1D pressureless gas dynamics systems in a strip
Abhrojyoti Sen
TL;DR
The paper develops an explicit boundary-potential framework to construct global measure-valued entropy solutions for the 1D pressureless gas dynamics system in a strip. By formulating initial and boundary potentials and minimizing them, it builds a pair $(m,u)$ with $dq=udm$ and $dE=\tfrac12 u^2 dm$, proving weak existence and entropy admissibility while capturing boundary mass accumulation as Dirac masses when classical boundary fulfillment fails. It also provides detailed Riemann-type examples that illustrate boundary concentration, interior curve concentration, and rarefaction–shock interactions, highlighting how boundary data govern singularity formation and propagation. The results illuminate boundary effects and singularity formation in measure-valued solutions for hyperbolic systems and point toward extensions to nonhomogeneous terms and discontinuous sources.
Abstract
We construct explicit measure-valued solutions to the one-dimensional pressureless gas dynamics system in a strip-like domain by introducing a new boundary potential.

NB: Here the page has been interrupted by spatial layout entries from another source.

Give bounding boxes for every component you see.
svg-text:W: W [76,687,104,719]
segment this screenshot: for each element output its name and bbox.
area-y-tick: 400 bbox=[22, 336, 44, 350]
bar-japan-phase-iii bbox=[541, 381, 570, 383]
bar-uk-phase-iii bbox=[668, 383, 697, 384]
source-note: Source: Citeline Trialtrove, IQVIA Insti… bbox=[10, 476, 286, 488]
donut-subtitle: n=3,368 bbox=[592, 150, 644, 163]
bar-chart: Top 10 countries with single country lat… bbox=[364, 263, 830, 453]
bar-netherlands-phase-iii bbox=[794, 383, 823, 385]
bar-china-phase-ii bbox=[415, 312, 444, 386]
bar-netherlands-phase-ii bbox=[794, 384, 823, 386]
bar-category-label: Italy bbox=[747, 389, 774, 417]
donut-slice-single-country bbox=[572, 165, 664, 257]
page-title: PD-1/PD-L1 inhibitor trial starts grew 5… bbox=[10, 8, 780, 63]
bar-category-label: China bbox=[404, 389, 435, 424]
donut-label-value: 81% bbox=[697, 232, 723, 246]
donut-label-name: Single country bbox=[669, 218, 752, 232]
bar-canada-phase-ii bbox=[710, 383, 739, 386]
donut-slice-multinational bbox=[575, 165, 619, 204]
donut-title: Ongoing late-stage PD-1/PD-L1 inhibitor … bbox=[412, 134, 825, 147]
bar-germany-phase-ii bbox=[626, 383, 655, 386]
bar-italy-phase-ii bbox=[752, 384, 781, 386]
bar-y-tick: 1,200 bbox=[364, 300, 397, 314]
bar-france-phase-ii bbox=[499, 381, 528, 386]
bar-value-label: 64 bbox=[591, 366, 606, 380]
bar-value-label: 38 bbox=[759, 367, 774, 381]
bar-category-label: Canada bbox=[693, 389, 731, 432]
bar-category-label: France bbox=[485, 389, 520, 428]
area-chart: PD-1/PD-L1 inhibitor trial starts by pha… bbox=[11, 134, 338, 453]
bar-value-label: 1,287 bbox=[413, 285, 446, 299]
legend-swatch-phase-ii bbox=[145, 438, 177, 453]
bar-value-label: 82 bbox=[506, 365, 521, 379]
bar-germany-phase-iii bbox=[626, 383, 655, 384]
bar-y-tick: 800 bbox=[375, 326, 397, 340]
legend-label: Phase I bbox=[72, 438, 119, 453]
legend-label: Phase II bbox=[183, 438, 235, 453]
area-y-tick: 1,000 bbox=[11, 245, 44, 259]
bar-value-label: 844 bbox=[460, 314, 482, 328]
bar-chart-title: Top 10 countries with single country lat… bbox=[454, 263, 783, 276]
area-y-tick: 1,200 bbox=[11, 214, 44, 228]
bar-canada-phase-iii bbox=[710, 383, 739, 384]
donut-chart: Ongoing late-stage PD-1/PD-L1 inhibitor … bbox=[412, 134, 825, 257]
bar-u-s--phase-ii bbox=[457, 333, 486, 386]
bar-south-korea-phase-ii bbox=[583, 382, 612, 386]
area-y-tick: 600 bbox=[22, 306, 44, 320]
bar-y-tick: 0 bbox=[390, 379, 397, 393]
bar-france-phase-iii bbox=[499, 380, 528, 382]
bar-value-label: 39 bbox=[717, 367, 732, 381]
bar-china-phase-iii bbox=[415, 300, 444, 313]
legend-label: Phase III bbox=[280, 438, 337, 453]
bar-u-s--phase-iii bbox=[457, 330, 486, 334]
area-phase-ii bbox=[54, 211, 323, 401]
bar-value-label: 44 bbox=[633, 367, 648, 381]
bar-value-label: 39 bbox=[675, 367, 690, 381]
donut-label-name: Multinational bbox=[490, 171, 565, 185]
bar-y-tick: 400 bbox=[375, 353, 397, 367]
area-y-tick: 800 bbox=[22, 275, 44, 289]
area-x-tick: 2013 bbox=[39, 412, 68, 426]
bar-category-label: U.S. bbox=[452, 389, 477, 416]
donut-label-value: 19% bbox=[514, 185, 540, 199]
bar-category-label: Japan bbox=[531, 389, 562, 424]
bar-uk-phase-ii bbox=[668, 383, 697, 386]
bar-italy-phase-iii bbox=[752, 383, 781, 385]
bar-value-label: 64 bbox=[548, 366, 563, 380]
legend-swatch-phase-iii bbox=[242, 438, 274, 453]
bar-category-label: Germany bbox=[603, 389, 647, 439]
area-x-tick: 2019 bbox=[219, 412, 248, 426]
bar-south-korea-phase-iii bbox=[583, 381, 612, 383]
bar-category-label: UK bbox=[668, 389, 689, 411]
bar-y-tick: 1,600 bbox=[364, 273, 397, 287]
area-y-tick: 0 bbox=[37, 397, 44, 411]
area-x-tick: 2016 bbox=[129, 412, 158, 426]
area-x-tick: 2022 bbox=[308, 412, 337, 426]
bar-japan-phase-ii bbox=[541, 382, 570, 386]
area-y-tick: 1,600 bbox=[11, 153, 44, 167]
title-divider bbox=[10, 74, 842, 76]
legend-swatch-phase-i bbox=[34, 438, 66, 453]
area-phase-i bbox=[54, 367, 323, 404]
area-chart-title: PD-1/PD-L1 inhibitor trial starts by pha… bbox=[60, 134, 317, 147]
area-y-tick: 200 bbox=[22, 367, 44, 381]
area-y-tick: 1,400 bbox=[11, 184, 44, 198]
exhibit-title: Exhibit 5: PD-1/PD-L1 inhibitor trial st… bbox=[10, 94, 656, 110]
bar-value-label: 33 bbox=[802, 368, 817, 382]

The constructed solutions satisfy an entropy condition, and depending on the boundary data and the behavior of the potentials, mass accumulation can occur at the boundaries. The approach relies on a systematic treatment of boundary potentials and their interactions with the initial data, providing a more precise understanding of the formation and propagation of singularities in measure-valued solutions.